Two to three minutes per side, resisting the urge to nudge them. You’ll know they’re ready when they release cleanly from the pan. If they’re sticking, they’re not done yet.
Once the rolls come out, don’t touch that pan. Those dark bits stuck to the bottom — the fond — are gold. Deglaze with 150ml (⅔ cup) of red wine, scraping everything up, and you’ve just built the start of your braising liquid.
The Braise: Low, Slow, and Slightly Anxious
Add 400ml (1¾ cups) of good vegetable stock to your deglazed pan. A few sprigs of thyme, a bay leaf, another spoonful of mustard stirred in, and a small handful of dried porcini mushrooms if you have them — they bring a savory depth that carries the sauce a long way.
Nestle the rolls back in, making sure the liquid comes about halfway up their sides.

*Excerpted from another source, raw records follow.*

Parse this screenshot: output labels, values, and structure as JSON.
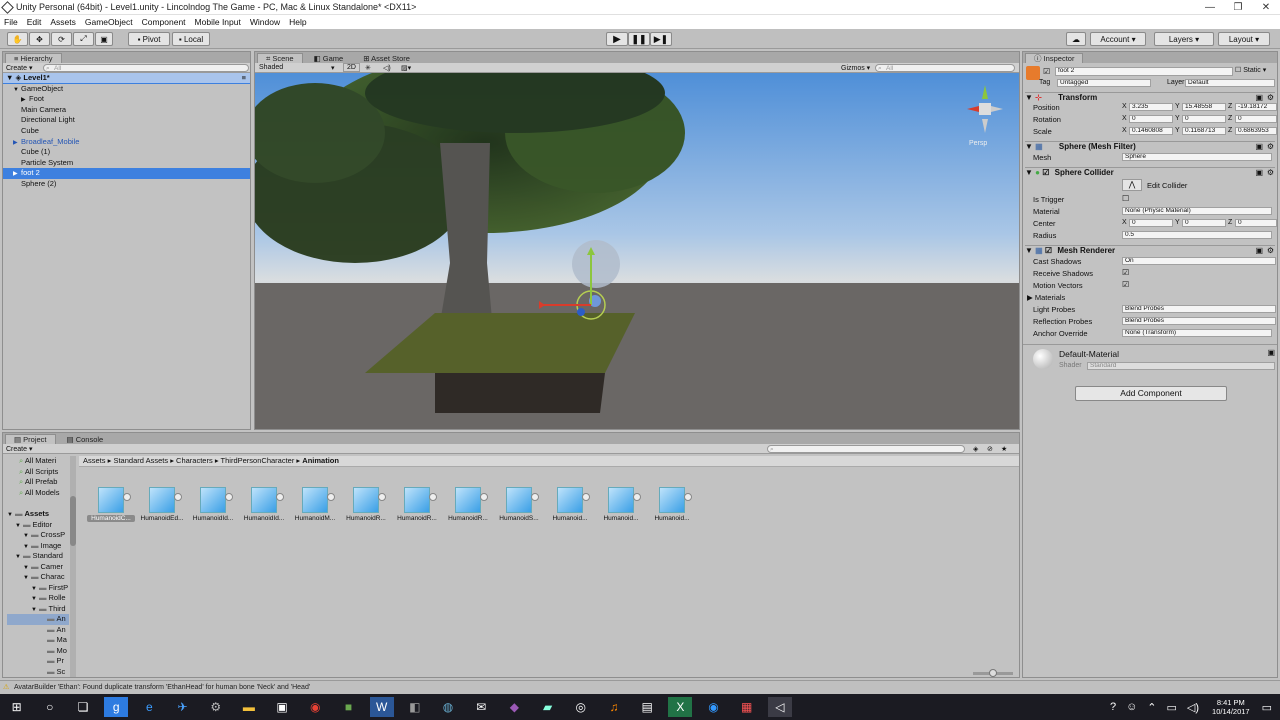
{
  "window": {
    "title": "Unity Personal (64bit) - Level1.unity - Lincolndog The Game - PC, Mac & Linux Standalone* <DX11>"
  },
  "menu": [
    "File",
    "Edit",
    "Assets",
    "GameObject",
    "Component",
    "Mobile Input",
    "Window",
    "Help"
  ],
  "toolbar": {
    "pivot": "Pivot",
    "local": "Local",
    "account": "Account",
    "layers": "Layers",
    "layout": "Layout"
  },
  "hierarchy": {
    "tab": "Hierarchy",
    "create": "Create",
    "search_placeholder": "All",
    "scene": "Level1*",
    "items": [
      {
        "label": "GameObject",
        "indent": 1,
        "arrow": "▼"
      },
      {
        "label": "Foot",
        "indent": 2,
        "arrow": "▶"
      },
      {
        "label": "Main Camera",
        "indent": 1,
        "arrow": ""
      },
      {
        "label": "Directional Light",
        "indent": 1,
        "arrow": ""
      },
      {
        "label": "Cube",
        "indent": 1,
        "arrow": ""
      },
      {
        "label": "Broadleaf_Mobile",
        "indent": 1,
        "arrow": "▶"
      },
      {
        "label": "Cube (1)",
        "indent": 1,
        "arrow": ""
      },
      {
        "label": "Particle System",
        "indent": 1,
        "arrow": ""
      },
      {
        "label": "foot 2",
        "indent": 1,
        "arrow": "▶"
      },
      {
        "label": "Sphere (2)",
        "indent": 1,
        "arrow": ""
      }
    ]
  },
  "scene": {
    "tabs": [
      "Scene",
      "Game",
      "Asset Store"
    ],
    "shading": "Shaded",
    "mode2d": "2D",
    "gizmos": "Gizmos",
    "search": "All",
    "persp": "Persp"
  },
  "inspector": {
    "tab": "Inspector",
    "object_name": "foot 2",
    "static": "Static",
    "tag_label": "Tag",
    "tag": "Untagged",
    "layer_label": "Layer",
    "layer": "Default",
    "transform": {
      "title": "Transform",
      "position": {
        "label": "Position",
        "x": "3.235",
        "y": "15.48558",
        "z": "-19.18172"
      },
      "rotation": {
        "label": "Rotation",
        "x": "0",
        "y": "0",
        "z": "0"
      },
      "scale": {
        "label": "Scale",
        "x": "0.1460808",
        "y": "0.1168713",
        "z": "0.6863953"
      }
    },
    "mesh_filter": {
      "title": "Sphere (Mesh Filter)",
      "mesh_label": "Mesh",
      "mesh": "Sphere"
    },
    "sphere_collider": {
      "title": "Sphere Collider",
      "edit": "Edit Collider",
      "is_trigger": "Is Trigger",
      "material_label": "Material",
      "material": "None (Physic Material)",
      "center_label": "Center",
      "cx": "0",
      "cy": "0",
      "cz": "0",
      "radius_label": "Radius",
      "radius": "0.5"
    },
    "mesh_renderer": {
      "title": "Mesh Renderer",
      "cast_shadows_label": "Cast Shadows",
      "cast_shadows": "On",
      "receive_shadows": "Receive Shadows",
      "motion_vectors": "Motion Vectors",
      "materials": "Materials",
      "light_probes_label": "Light Probes",
      "light_probes": "Blend Probes",
      "reflection_label": "Reflection Probes",
      "reflection": "Blend Probes",
      "anchor_label": "Anchor Override",
      "anchor": "None (Transform)"
    },
    "material": {
      "name": "Default-Material",
      "shader_label": "Shader",
      "shader": "Standard"
    },
    "add_component": "Add Component"
  },
  "project": {
    "tabs": [
      "Project",
      "Console"
    ],
    "create": "Create",
    "favorites": [
      "All Materi",
      "All Scripts",
      "All Prefab",
      "All Models"
    ],
    "tree": [
      {
        "label": "Assets",
        "indent": 0,
        "bold": true
      },
      {
        "label": "Editor",
        "indent": 1
      },
      {
        "label": "CrossP",
        "indent": 2
      },
      {
        "label": "Image",
        "indent": 2
      },
      {
        "label": "Standard",
        "indent": 1
      },
      {
        "label": "Camer",
        "indent": 2
      },
      {
        "label": "Charac",
        "indent": 2
      },
      {
        "label": "FirstP",
        "indent": 3
      },
      {
        "label": "Rolle",
        "indent": 3
      },
      {
        "label": "Third",
        "indent": 3
      },
      {
        "label": "An",
        "indent": 4,
        "selected": true
      },
      {
        "label": "An",
        "indent": 4
      },
      {
        "label": "Ma",
        "indent": 4
      },
      {
        "label": "Mo",
        "indent": 4
      },
      {
        "label": "Pr",
        "indent": 4
      },
      {
        "label": "Sc",
        "indent": 4
      }
    ],
    "breadcrumb": [
      "Assets",
      "Standard Assets",
      "Characters",
      "ThirdPersonCharacter",
      "Animation"
    ],
    "assets": [
      "HumanoidC...",
      "HumanoidEd...",
      "HumanoidId...",
      "HumanoidId...",
      "HumanoidM...",
      "HumanoidR...",
      "HumanoidR...",
      "HumanoidR...",
      "HumanoidS...",
      "Humanoid...",
      "Humanoid...",
      "Humanoid..."
    ]
  },
  "status": {
    "message": "AvatarBuilder 'Ethan': Found duplicate transform 'EthanHead' for human bone 'Neck' and 'Head'"
  },
  "taskbar": {
    "time": "8:41 PM",
    "date": "10/14/2017"
  },
  "colors": {
    "selection": "#3d80df",
    "panel": "#c2c2c2",
    "taskbar": "#1b1b22"
  }
}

Cover tightly and drop the heat to a bare simmer — 150°C (300°F) if you’re finishing it in the oven, which gives more even heat and means you can actually leave it alone.

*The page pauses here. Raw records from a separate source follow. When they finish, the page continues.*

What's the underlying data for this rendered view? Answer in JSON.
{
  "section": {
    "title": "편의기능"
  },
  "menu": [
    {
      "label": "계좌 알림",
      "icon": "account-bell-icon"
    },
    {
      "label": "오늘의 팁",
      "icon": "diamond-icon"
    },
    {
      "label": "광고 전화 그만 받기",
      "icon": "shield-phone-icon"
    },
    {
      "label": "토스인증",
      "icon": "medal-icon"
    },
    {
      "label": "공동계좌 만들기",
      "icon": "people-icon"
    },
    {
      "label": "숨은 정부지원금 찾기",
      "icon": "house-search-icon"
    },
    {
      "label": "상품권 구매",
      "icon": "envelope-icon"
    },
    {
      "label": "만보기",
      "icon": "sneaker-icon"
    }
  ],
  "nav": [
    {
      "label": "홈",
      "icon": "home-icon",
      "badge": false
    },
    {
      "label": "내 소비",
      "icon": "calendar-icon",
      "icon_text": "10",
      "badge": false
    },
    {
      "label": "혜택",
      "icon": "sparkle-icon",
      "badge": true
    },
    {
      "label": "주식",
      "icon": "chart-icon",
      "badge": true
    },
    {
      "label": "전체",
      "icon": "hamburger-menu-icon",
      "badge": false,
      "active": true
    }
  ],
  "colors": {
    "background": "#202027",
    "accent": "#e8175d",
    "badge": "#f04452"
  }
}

After 45 minutes, check in. The cabbage should be completely tender and the liquid should have reduced and thickened slightly. If the sauce looks thin, remove the rolls carefully and reduce it over medium heat for five minutes while you keep the rolls warm.
A spoonful of cold butter whisked in at the end turns the sauce glossy and rounds out any sharp edges. This is called mounting butter — monter au beurre — and it’s one of those small habits from restaurant kitchens that follows you everywhere.
What to Serve This With
In Germany, rinderroulade is traditionally served with Rotkohl (braised red cabbage) and either Klöße (potato dumplings) or Spätzle. All of those still work perfectly here.
But it’s spring, and I’ve been serving these rolls over a loose celery root purée with some quick-blanched asparagus on the side — just 90 seconds in salted boiling water, finished with a little olive oil. The bitterness of the asparagus against the rich braise is something the original dish was never lucky enough to have.
Try It This Weekend
Start with the filling. Make it tonight, let it sit in the fridge overnight, and do the rolling and braising tomorrow — the flavor only improves. Prep takes maybe 30 minutes total; the braise does the rest of the work while you’re doing something else entirely.
If you can’t find savoy cabbage, Swiss chard leaves work well too. If sun-dried tomatoes aren’t your thing, finely chopped walnuts and a little miso paste in the filling gives a completely different but equally satisfying depth.
This is a dish about patience and technique, not exotic ingredients. Give it the time it’s asking for and it’ll give you something worth sitting down for.